L'ambiance est lourde, grave. Avant les discours officiels et la rupture du jeûne, le président du Conseil français du culte musulman (CFCM), Anouar Kbibech, a demandé à l'assistance de se lever et d'observer une minute de silence. Ce que font les 200 personnalités qui ont assisté, mercredi soir, à l'iftar officiel du CFCM. C'est l'occasion de redire l'«horreur» et le choc qu'a provoqué l'attentat contre les deux policiers à Magnanville (Yvelines). Dès son annonce, les grandes institutions de l'islam de France ont condamné un «acte abject».
Quand il s'est adressé aux responsables musulmans, le ton du ministre de l'Intérieur, chargé des Cultes, a été exceptionnellement ferme. Bernard Cazeneuve a d'abord affiché son inquiétude face aux «divisions» et aux «fractures irréversibles» que le terrorisme instille, selon lui, au sein de la société française. Selon le ministre, l'islam de France a une «responsabilité historique» dans la lutte contre la radicalisation. «Elle nous engage ensemble», dit-il, à «continuer à militer pour la défense de la République contre le terrorisme» et à «lutter contre l'obscurantisme, le fanatisme, le rejet de l'autre».
Fermeté du ministre
Le ministre de l'Intérieur qui, selon son entourage, s'est largement écarté de la version initiale de son discours, a exprimé son inquiétude face à la montée du communautarisme. Il demande «l'intransigeance» envers ceux qui trouvent des «explications et des excuses» aux jeunes qui se radicalisent, reprenant là une rhétorique similaire à celle du Premier ministre, Manuel Valls. Tout en affichant sa volonté de combattre les actes antimusulmans, il précise – et c'est une première – que ce sont les édifices chrétiens qui sont les principales cibles des atteintes antireligieuses.

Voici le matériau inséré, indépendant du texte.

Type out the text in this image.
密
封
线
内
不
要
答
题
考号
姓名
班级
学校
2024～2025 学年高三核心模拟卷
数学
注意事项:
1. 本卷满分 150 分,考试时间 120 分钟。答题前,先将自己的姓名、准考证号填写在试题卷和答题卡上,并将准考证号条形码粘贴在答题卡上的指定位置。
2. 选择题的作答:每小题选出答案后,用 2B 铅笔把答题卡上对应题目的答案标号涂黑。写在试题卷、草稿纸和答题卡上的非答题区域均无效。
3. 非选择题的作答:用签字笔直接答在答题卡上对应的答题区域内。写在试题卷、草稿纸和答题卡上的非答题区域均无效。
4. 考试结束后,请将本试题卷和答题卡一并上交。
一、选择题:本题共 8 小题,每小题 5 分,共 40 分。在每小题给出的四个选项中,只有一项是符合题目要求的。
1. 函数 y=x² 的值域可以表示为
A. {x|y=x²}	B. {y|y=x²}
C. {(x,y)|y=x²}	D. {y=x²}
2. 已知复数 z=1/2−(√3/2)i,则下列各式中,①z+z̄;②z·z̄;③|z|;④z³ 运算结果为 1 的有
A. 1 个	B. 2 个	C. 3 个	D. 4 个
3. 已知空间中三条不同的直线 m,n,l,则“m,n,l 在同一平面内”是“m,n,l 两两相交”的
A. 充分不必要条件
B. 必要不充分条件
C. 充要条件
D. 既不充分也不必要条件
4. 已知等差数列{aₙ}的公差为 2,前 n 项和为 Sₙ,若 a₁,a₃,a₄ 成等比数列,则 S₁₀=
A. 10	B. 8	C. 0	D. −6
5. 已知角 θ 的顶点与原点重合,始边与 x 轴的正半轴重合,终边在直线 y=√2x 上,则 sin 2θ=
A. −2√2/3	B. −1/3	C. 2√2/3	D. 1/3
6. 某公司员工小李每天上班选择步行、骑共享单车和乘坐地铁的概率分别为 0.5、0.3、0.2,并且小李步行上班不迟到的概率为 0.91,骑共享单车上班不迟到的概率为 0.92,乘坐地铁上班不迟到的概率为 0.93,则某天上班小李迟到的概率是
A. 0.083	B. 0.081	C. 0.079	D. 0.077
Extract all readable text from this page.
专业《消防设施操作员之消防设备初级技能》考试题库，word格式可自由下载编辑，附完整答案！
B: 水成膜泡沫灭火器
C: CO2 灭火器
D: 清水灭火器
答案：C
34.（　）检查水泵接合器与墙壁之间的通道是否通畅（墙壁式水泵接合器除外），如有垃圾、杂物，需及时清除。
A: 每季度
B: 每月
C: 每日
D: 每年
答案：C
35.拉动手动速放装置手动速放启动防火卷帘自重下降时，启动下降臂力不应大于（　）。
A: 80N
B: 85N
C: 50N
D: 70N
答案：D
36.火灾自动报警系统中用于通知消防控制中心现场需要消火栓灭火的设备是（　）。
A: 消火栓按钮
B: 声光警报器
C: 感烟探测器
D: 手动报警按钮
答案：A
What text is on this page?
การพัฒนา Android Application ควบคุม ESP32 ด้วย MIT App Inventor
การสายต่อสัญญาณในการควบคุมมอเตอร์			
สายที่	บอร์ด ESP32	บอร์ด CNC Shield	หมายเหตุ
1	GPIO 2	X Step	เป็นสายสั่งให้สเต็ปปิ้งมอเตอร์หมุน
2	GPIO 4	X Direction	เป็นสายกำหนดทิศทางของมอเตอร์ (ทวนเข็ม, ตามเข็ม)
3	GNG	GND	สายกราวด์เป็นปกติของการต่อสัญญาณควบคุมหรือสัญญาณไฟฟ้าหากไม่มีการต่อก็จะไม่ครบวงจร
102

Cette fermeté du ministre de l'Intérieur n'a apparemment pas froissé. «C'est un discours qui rappelle les droits et les devoirs des musulmans, mais aussi l'appartenance de chacun à la République», estime ainsi Hassan El Alaoui Talibi, l'aumônier national musulman des prisons. Très présent sur le terrain, Bernard Cazeneuve bénéficie, de fait, d'une grosse cote de popularité dans les milieux musulmans français. Pour Anouar Kbibech, la récente mise en place d'un conseil théologique au sein du CFCM devait notamment permettre l'élaboration d'un «contre-discours religieux» face à la propagande de l'Etat islamique. «Le mois de ramadan est une période de ferveur, un moment pendant lequel les mosquées sont très fréquentées. C'est l'opportunité de faire passer des messages auprès d'un grand nombre de fidèles», estime le président du CFCM.
«Marquer son indépendance»
Pendant le ramadan, beaucoup d'associations et de mosquées organisent des repas de rupture de jeûne, l'occasion d'inviter les responsables politiques et religieux. Contrairement aux années précédentes où il ne l'avait pas fait, le CFCM a tenu à en organiser un. «C'est une façon de marquer son indépendance face à la Grande Mosquée de Paris», estime-t-on dans l'entourage du ministre. Vendredi soir, ce sera au tour de Dalil Boubakeur, le recteur de la Grande Mosquée de Paris, d'accueillir Bernard Cazeneuve dans son institution.